OppB requires one of the partners to do some significant rainmaking with me to develop the new business. This partner, who is very well-connected, is also semi-retired. Is she willing to jump back in? If she isn’t, then I don’t want to go there. It’s could be that simple.
Also, the managing partner is pretty black & white — he doesn’t see a lot of gray and sometimes I have difficulty with people who strictly follow rules. I see rules as guidelines and that doesn’t go to well with some. I’m not saying I would do anything illegal or morally wrong, I just don’t believe certain commitments are necessary in certain circumstances. I can’t really go into more detail on this one, but he made a comment at lunch that made me flinch because I am guilty of the very thing he was bashing…..
And this guy is very vanilla. He doesn’t really drink, watches his diet, and is happily married to a college sweetheart. I like that, but it also contributes to some of his narrow-mindness. I certainly have broadened my thinking since my divorce, so I tend to think he just hasn’t had some of the life experiences that create more empathy. He reminds me in some ways of my old boss that I just left. Very straight and narrow. My business coach likes him a lot, and that does help because she talks to him regularly and knows how his mind works.
We are scheduled to have lunch with the semi-retired partner probably after Thanksgiving. That will give me time to check out OppA and see if it is even a viable option.
OppA is an international firm that has a very narrow niche in my profession. They are very professional and have the reputation of being the absolute best in this niche. I have to admit, it puts pressure on me to be my very best. Do I want this pressure? It depends.
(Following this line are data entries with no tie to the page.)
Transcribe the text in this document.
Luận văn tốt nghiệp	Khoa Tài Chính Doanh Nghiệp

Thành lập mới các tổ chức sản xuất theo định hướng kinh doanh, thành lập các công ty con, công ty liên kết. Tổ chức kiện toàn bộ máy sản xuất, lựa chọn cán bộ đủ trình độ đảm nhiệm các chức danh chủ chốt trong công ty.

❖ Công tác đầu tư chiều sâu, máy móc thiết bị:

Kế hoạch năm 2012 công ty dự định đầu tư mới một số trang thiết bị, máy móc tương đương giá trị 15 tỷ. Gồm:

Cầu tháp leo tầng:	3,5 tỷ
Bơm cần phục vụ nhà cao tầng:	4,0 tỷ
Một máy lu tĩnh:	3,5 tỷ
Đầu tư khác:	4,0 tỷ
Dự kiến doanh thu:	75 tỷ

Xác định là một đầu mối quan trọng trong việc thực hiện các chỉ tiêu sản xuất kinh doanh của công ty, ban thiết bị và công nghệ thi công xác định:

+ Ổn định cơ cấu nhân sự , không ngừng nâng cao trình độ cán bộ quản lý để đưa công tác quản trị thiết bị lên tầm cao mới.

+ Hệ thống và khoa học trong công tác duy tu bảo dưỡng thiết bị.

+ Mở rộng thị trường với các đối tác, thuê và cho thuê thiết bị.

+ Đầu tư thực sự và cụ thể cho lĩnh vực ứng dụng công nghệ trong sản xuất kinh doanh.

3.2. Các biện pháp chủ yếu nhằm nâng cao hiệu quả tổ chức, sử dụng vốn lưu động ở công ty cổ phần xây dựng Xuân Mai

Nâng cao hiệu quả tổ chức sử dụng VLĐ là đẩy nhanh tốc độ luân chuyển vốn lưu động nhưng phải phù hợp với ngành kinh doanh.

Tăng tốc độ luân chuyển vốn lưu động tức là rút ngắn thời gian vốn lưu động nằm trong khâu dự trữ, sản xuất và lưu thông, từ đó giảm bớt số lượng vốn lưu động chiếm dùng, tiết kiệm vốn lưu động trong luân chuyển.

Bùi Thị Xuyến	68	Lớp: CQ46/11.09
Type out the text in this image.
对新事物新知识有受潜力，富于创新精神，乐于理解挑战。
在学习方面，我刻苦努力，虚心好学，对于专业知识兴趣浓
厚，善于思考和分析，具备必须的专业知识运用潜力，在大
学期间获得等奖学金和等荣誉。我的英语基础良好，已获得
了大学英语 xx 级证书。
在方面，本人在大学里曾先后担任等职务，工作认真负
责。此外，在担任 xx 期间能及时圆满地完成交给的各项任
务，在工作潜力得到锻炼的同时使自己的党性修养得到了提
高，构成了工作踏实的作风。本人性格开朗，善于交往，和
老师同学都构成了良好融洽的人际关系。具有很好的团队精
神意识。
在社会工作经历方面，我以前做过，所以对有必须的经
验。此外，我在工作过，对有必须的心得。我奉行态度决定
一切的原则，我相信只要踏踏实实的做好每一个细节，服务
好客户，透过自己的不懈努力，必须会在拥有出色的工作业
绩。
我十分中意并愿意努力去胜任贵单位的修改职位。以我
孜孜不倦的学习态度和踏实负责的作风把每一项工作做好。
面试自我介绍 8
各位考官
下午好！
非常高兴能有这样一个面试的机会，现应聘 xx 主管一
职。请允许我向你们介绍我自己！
I like the local folks. I worked with one of them and we sat on a board together. He is adorable and well-loved by all. I don’t know the other partner well, but we sat together at a luncheon and gabbed endlessly which lead to this opportunity. I checked her out with my homies because we worked in different parts of town and never crossed paths. She is also well-respected. She’s got a great resume. Mine isn’t too shabby, but she’s got more awards than me (better PR firm- LOL).
One thing that weighed on my mind with OppA is the question of where my profession is headed due to the major shifts technology is bringing to many. This OppA has such a niche that the impact would potentially reverberate more with them than others. How are they planning for it? I stalked their website and industry articles about them. They just finished one big change which will help, but what else are they doing?
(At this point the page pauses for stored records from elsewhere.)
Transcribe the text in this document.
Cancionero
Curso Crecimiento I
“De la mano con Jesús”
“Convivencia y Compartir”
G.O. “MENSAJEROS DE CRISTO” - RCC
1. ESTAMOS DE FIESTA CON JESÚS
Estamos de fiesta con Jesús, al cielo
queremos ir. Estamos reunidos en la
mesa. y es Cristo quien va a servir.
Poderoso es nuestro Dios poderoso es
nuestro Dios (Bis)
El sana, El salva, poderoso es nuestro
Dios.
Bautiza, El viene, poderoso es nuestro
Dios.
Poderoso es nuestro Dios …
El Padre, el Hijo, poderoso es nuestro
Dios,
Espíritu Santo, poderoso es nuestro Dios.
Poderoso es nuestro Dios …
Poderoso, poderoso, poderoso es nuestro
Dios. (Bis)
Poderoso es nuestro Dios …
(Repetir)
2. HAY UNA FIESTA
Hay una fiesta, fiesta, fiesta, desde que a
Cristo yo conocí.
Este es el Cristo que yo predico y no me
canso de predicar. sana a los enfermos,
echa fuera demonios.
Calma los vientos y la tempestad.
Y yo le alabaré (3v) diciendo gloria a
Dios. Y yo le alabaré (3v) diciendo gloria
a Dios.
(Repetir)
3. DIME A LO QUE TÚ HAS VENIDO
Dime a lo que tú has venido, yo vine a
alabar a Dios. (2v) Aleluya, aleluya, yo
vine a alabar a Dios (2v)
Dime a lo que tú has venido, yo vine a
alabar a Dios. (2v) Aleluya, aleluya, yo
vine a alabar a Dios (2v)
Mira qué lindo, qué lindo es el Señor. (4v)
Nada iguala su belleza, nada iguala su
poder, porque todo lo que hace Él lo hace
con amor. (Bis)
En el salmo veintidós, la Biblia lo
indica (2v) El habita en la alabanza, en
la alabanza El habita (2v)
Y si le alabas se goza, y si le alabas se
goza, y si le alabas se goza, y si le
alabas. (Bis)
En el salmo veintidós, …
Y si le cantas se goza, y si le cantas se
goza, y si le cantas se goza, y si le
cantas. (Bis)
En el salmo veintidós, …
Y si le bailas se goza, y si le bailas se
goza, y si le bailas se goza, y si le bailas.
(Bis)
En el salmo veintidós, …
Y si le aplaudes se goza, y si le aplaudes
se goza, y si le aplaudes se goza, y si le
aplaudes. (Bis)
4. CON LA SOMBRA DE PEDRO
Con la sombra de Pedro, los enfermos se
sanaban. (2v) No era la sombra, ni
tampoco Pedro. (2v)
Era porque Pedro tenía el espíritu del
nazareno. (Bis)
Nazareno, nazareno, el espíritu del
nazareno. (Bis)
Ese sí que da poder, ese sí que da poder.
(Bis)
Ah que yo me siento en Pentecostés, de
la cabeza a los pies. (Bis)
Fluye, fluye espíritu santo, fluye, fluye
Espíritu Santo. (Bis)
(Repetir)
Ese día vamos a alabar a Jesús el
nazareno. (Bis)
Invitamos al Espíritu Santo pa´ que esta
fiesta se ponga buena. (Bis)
I called a GF from my days with the big corporate giant. I’ve been helping her as she launches her own consulting firm. She’s great and immediately connected me with another corporate giant refugee who now works for OppA. He’s a heavy-hitter and he immediately took my call to chat about the company. He’s working with both the local folks, so I know that word may trickle back to them that I’m already doing my due diligence. That’s fine. I’ve got nothing to hide.
The other interesting thing about OppA is that they need me. They need someone with my experience because they have work to be done, but not enough depth to execute it effectively. It’s 2-3 senior people and several rookies. Only one of the senior people does specifically what I do, so they do need to shore up their bench. They lost a senior person over the summer.
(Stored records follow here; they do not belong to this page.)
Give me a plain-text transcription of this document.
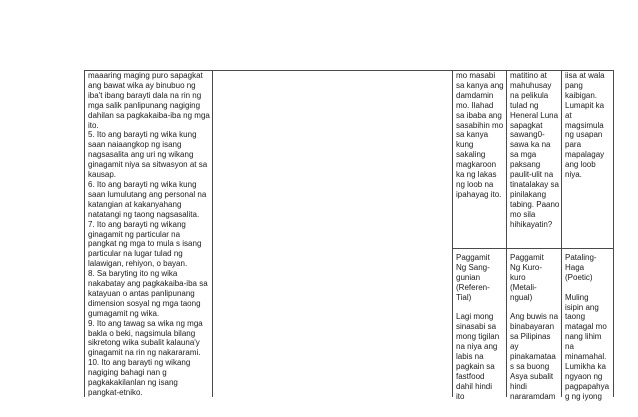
maaaring maging puro sapagkat
ang bawat wika ay binubuo ng
iba't ibang barayti dala na rin ng
mga salik panlipunang nagiging
dahilan sa pagkakaiba-iba ng mga
ito.
5. Ito ang barayti ng wika kung
saan naiaangkop ng isang
nagsasalita ang uri ng wikang
ginagamit niya sa sitwasyon at sa
kausap.
6. Ito ang barayti ng wika kung
saan lumulutang ang personal na
katangian at kakanyahang
natatangi ng taong nagsasalita.
7. Ito ang barayti ng wikang
ginagamit ng particular na
pangkat ng mga to mula s isang
particular na lugar tulad ng
lalawigan, rehiyon, o bayan.
8. Sa baryting ito ng wika
nakabatay ang pagkakaiba-iba sa
katayuan o antas panlipunang
dimension sosyal ng mga taong
gumagamit ng wika.
9. Ito ang tawag sa wika ng mga
bakla o beki, nagsimula bilang
sikretong wika subalit kalauna'y
ginagamit na rin ng nakararami.
10. Ito ang barayti ng wikang
nagiging bahagi nan g
pagkakakilanlan ng isang
pangkat-etniko.
mo masabi
sa kanya ang
damdamin
mo. Ilahad
sa ibaba ang
sasabihin mo
sa kanya
kung
sakaling
magkaroon
ka ng lakas
ng loob na
ipahayag ito.
matitino at
mahuhusay
na pelikula
tulad ng
Heneral Luna
sapagkat
sawang0-
sawa ka na
sa mga
paksang
paulit-ulit na
tinatalakay sa
pinilakang
tabing. Paano
mo sila
hihikayatin?
iisa at wala
pang
kaibigan.
Lumapit ka
at
magsimula
ng usapan
para
mapalagay
ang loob
niya.
Paggamit
Ng Sang-
gunian
(Referen-
Tial)

Lagi mong
sinasabi sa
mong tigilan
na niya ang
labis na
pagkain sa
fastfood
dahil hindi
ito
Paggamit
Ng Kuro-
kuro
(Metali-
ngual)

Ang buwis na
binabayaran
sa Pilipinas
ay
pinakamataa
s sa buong
Asya subalit
hindi
nararamdam
Pataling-
Haga
(Poetic)

Muling
isipin ang
taong
matagal mo
nang lihim
na
minamahal.
Lumikha ka
ngyaon ng
pagpapahya
g ng iyong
Actually the local office underwent a huge upheaval a couple of years ago when the entire local team (except that one senior guy) sold out to a big corporate giant. The company has been re-building down here ever since. That happened to OppA several times resulting in a massive restructuring to lessen the brain drain. I get it. When folks are approaching retirement, it’s easier to cash out by selling out and putting a few transition years before riding off into the sunset with barrels of cash….
In my world, these big transitions create opportunities for others like me. Plus OppA will push me to be better. Be better in business development. Be better in business execution. Be better in time management. Be better in mentoring and developing new talent. Can I handle that pressure? I like to say yes if the pressure is positive and not a dragon breathing down my neck. I could have a partnership path.
OppB would also allow for some similar profit-sharing opportunities, but not ownership. I like the people of OppA better at this time. I am slightly concerned about the cultural fit of OppB.
This is a big deal because the plan for both would be to secure the position, sign the contracts and make the switch by January 1st. That’s only seven weeks away folks and with the holidays, time is short. I don’t need to rush it, but starting 2019 at the new job would be the easiest shift from an accounting standpoint.
Stand by, I meet with OppA late this week and this will tell me if they really want to consider marriage or am I putting the wedding before an actual proposal.